Let’s get back to the PSN store. Like the eShop, the PSN store allows the purchase of many older games from older generations, which are then emulated on modern devices. While the quality of these emulation efforts can leave a lot to be desired (a recent purchase of Jak 3 on PS4 was very disappointing for me), they come with the added benefit of often being backward and cross-compatible between different Sony devices. Granted that this is tied to the currently limited range of the PS3, PS4, and Vita, but the point here is that a purchase once adds the game to your account, and once in your account this game remains, and can potentially be played from a variety of devices now and in the future.

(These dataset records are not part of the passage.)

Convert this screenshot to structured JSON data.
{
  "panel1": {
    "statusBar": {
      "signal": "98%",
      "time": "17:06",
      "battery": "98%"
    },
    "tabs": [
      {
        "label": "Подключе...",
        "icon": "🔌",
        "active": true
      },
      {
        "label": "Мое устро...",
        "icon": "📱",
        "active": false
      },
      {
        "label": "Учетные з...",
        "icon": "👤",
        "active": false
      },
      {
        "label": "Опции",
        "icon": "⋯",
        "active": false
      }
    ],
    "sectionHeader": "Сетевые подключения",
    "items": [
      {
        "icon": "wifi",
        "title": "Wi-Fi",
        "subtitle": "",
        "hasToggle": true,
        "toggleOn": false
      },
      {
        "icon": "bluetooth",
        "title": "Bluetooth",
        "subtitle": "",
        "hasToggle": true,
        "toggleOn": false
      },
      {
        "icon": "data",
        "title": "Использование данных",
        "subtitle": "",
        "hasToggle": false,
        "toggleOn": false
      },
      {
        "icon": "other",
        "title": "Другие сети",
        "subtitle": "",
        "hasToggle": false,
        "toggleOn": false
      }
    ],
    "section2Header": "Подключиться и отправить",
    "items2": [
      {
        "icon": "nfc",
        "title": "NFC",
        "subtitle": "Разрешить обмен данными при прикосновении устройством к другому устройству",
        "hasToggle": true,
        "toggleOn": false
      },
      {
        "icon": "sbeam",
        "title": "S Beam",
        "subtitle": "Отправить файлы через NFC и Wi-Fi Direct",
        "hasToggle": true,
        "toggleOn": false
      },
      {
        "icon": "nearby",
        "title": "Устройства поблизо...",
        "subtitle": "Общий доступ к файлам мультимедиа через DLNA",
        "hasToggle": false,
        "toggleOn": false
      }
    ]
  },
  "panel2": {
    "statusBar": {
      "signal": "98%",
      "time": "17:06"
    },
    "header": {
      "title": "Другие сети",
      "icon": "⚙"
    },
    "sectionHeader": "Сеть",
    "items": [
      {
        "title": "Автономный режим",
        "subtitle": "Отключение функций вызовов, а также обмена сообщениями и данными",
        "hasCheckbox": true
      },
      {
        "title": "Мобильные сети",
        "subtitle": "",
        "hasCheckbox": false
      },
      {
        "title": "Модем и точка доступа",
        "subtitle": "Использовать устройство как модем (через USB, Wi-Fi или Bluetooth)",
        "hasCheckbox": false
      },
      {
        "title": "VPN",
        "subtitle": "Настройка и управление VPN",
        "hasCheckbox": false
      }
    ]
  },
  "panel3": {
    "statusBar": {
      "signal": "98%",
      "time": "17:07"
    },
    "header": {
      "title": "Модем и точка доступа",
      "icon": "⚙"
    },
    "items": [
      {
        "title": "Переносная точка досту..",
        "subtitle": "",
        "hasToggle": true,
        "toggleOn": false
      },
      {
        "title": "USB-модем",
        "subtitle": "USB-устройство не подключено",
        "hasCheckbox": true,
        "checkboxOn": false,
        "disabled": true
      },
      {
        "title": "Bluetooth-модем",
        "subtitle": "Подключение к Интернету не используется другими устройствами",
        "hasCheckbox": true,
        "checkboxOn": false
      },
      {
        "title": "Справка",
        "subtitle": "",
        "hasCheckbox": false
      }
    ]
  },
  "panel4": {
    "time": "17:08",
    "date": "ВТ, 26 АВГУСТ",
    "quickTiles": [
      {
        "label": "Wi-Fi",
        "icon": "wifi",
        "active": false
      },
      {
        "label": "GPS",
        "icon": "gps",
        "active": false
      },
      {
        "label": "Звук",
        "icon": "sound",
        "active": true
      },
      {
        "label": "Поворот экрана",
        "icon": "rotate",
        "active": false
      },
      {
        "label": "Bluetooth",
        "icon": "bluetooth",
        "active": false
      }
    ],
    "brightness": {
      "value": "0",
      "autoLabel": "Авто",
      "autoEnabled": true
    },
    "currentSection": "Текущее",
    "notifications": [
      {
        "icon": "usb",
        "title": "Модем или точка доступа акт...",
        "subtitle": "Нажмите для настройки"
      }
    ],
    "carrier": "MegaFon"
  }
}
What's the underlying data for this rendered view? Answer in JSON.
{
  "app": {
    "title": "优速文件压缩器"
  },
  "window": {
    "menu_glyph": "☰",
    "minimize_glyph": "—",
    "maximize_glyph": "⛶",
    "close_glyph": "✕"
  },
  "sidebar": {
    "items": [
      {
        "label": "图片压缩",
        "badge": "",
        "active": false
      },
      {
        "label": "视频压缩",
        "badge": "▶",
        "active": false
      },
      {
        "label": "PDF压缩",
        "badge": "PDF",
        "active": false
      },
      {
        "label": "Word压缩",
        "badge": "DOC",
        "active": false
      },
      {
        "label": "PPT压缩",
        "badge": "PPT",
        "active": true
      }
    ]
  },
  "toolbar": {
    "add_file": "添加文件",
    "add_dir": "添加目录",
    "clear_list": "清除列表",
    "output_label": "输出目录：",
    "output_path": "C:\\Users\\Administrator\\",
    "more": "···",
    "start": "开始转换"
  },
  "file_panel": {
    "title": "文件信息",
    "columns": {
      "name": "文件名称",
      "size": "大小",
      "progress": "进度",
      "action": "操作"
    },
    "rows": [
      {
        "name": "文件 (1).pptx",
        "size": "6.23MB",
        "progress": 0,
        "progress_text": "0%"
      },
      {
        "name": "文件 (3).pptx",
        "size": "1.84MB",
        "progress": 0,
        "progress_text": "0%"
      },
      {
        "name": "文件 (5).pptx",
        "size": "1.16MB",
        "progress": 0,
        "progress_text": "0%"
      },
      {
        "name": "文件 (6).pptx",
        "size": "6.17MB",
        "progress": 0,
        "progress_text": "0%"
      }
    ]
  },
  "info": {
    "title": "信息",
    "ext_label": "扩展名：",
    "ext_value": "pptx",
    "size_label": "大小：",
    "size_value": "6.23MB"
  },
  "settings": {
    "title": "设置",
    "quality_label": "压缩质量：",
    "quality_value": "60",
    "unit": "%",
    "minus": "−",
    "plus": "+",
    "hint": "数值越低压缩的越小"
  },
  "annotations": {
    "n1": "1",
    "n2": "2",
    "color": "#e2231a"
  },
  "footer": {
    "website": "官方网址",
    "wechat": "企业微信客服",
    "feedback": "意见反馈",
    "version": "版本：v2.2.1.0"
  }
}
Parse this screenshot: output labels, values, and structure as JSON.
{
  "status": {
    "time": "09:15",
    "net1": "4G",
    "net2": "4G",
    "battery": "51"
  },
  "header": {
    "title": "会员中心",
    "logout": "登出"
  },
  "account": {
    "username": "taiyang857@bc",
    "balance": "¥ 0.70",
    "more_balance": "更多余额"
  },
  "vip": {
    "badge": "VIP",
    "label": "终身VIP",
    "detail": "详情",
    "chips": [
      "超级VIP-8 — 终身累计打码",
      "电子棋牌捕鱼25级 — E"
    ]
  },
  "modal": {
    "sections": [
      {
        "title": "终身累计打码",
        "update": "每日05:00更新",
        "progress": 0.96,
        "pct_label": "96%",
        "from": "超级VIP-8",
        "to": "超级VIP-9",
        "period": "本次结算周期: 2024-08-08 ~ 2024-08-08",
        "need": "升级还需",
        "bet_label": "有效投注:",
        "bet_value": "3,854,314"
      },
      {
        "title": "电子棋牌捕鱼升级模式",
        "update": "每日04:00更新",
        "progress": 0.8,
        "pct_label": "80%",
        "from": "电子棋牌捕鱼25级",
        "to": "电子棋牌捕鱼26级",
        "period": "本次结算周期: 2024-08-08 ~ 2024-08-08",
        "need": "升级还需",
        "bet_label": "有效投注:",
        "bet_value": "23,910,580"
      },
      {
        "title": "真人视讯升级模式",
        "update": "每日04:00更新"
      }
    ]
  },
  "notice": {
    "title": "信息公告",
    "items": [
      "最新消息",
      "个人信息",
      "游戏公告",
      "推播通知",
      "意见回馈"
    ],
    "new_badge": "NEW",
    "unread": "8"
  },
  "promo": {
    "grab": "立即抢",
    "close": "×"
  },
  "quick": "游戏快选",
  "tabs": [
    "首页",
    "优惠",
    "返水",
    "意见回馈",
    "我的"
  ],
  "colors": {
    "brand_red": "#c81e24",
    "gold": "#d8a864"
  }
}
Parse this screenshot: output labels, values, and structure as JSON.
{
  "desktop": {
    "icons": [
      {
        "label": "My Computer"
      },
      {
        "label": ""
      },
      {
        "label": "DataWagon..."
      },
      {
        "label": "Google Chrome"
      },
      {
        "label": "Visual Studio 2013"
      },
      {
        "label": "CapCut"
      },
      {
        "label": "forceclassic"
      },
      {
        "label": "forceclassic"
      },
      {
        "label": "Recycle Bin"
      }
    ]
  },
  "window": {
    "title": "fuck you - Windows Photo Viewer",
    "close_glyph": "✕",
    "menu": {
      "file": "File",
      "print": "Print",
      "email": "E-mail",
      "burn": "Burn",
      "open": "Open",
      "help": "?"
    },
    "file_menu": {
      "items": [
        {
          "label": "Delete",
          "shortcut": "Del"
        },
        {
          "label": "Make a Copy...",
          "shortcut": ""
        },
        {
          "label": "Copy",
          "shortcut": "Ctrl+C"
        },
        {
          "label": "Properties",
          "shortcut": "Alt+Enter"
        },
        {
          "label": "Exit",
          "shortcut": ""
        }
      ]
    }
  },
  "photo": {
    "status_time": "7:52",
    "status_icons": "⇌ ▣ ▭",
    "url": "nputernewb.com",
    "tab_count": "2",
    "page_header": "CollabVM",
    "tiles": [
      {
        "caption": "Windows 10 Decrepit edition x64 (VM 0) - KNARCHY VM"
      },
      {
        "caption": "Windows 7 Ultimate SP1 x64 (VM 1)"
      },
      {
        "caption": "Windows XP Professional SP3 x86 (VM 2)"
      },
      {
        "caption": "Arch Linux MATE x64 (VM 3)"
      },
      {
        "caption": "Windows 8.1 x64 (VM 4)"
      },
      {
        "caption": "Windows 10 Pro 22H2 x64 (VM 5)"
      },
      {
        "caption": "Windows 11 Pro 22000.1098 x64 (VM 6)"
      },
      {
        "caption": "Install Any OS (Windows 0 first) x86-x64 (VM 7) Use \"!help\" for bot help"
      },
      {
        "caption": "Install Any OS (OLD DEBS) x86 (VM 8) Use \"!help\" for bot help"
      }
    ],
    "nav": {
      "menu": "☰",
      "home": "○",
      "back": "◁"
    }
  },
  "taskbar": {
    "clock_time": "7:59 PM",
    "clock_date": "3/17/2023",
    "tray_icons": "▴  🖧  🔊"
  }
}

Still waiting for a point?
The point of this article is to wonder at the goal of the future of these efforts, if backward compatibility will follow a path similar to what Sony is trying, or whether it will follow Nintendo’s trajectory. While one of the big boons here is that the increasing standardisation of console architecture into increasingly PC-like devices means that the effort and act of backward compatibility is easier than ever before, the video game industry itself is business first and foremost.
Making future games offer greater levels of backward compatibility is great for fans, but it means that efforts like Nintendo’s to resell old stock over and over again is no longer going to see a profit, and profit, as we know, is the goal of business. Then this runs the question of what is more profitable in the longterm – reselling but reducing customer confidence, or not reselling, incurring a potential initial loss of profit, but increasing overall consumer confidence.
This leaves us the interesting mystery of what this portion of the future of console gaming will look like. Are all future generations going to allow us to run our old games with minimal fuss? Will they work out of the box or require slight emulation or tweaking as with Xbox? Will games from now on be developed with future-proofing in mind, and might they see actual gameplay improvements when run on the more powerful devices of tomorrow?
With the next generation, only a few years out we have to wonder exactly what form this aspect of gaming will take. What are your hopes and fears for how things will shake out next?